Il gruppo che diventa branco, che continua a infierire anche quando è evidente che sta colpendo un morto che non doveva permettersi di morire, ma che non doveva neanche permettersi di sperare. La manipolazione dell’informazione, che si concentra sui motivi, che contribuisce alla strumentalizzazione dell’oblio. L’oblio, individuale, che inneschiamo per proteggerci, e collettivo, che interi strati della società usano per allontanare da sé il giudizio per le colpe commesse. Un eventuale dio, che esiste in un altrove lontano dalla mente degli uomini. La speranza, quella che ti fa credere fino all’ultimo momento “adesso finiranno i colpi e tornerò a respirare”; mentre muori “per colpa tua” e “alla fine tutto dorme nell’oblio”.

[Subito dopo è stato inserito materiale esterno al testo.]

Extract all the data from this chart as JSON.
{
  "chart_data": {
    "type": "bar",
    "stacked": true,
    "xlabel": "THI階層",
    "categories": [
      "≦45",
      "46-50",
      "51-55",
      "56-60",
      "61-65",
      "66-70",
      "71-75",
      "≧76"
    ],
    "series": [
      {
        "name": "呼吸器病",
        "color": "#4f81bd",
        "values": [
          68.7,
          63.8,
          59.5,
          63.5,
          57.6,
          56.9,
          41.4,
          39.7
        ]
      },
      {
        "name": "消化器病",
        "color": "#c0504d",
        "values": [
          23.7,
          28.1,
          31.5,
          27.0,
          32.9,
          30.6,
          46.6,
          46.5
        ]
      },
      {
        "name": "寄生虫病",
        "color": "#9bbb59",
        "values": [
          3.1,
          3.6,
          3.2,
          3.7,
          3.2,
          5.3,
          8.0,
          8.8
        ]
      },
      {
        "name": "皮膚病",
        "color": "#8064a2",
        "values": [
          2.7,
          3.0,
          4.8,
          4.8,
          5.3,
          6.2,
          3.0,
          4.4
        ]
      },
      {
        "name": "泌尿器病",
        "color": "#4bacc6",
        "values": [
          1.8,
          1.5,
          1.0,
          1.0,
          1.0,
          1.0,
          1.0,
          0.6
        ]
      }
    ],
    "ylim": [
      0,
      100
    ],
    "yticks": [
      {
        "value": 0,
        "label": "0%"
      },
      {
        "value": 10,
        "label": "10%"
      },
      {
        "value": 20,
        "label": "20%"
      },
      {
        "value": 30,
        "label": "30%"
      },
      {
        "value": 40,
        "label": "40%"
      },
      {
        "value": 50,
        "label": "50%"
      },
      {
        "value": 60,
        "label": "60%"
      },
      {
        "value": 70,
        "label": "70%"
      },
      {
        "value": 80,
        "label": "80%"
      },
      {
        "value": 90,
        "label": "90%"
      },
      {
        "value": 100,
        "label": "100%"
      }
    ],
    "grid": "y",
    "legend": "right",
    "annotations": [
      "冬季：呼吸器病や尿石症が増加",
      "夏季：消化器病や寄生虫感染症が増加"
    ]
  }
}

Una storia frammentata, un alternarsi di voci, dai due fratelli ai vigilantes, ricostruita con un sapiente montaggio. Per tutti un solo attore, Vincenzo Pirrotta, in un monologo potente, dalla struttura narrativa non lineare, un flusso di coscienza, che Roberto Andò trasforma in un testo ancora più politico legandolo a un episodio inquietante della recente storia italiana.
“Il procuratore ha detto che un uomo non può morire per così poco, che non è giusto morire per una lattina di birra”. Era iniziato così, con la frase che il magistrato pronuncia alla fine della storia, “Storia di un oblio”, uno spettacolo che dura solo cinquanta minuti e che è esso stesso un colpo inferto allo spettatore. Cinquanta minuti di colpi: i primi li schivi, gli altri ti mettono a terra.
Al termine, un lungo, commosso, patetico applauso da un pubblico che non ha detto nulla, non ha gridato “Bravo!”; che non riusciva a parlare, occhi fissi, labbra serrate, muscoli ancora tesi. Un pubblico che, lui sì, è tornato a respirare. Che si è attardato davanti a un palco ormai vuoto, al proprio posto, ancora in silenzio, senza grandi commenti. Che è uscito come in composta processione, senza il solito animato chiacchiericcio, senza feretro, lasciato nel luogo sacro del teatro, mentre l’anima di quel corpo martoriato usciva, a piccoli pezzi, come un’ombra, incollata a ogni singolo spettatore. Nera.
“Storia di un oblio” replica al teatro India di Roma fino a domenica 25 febbraio.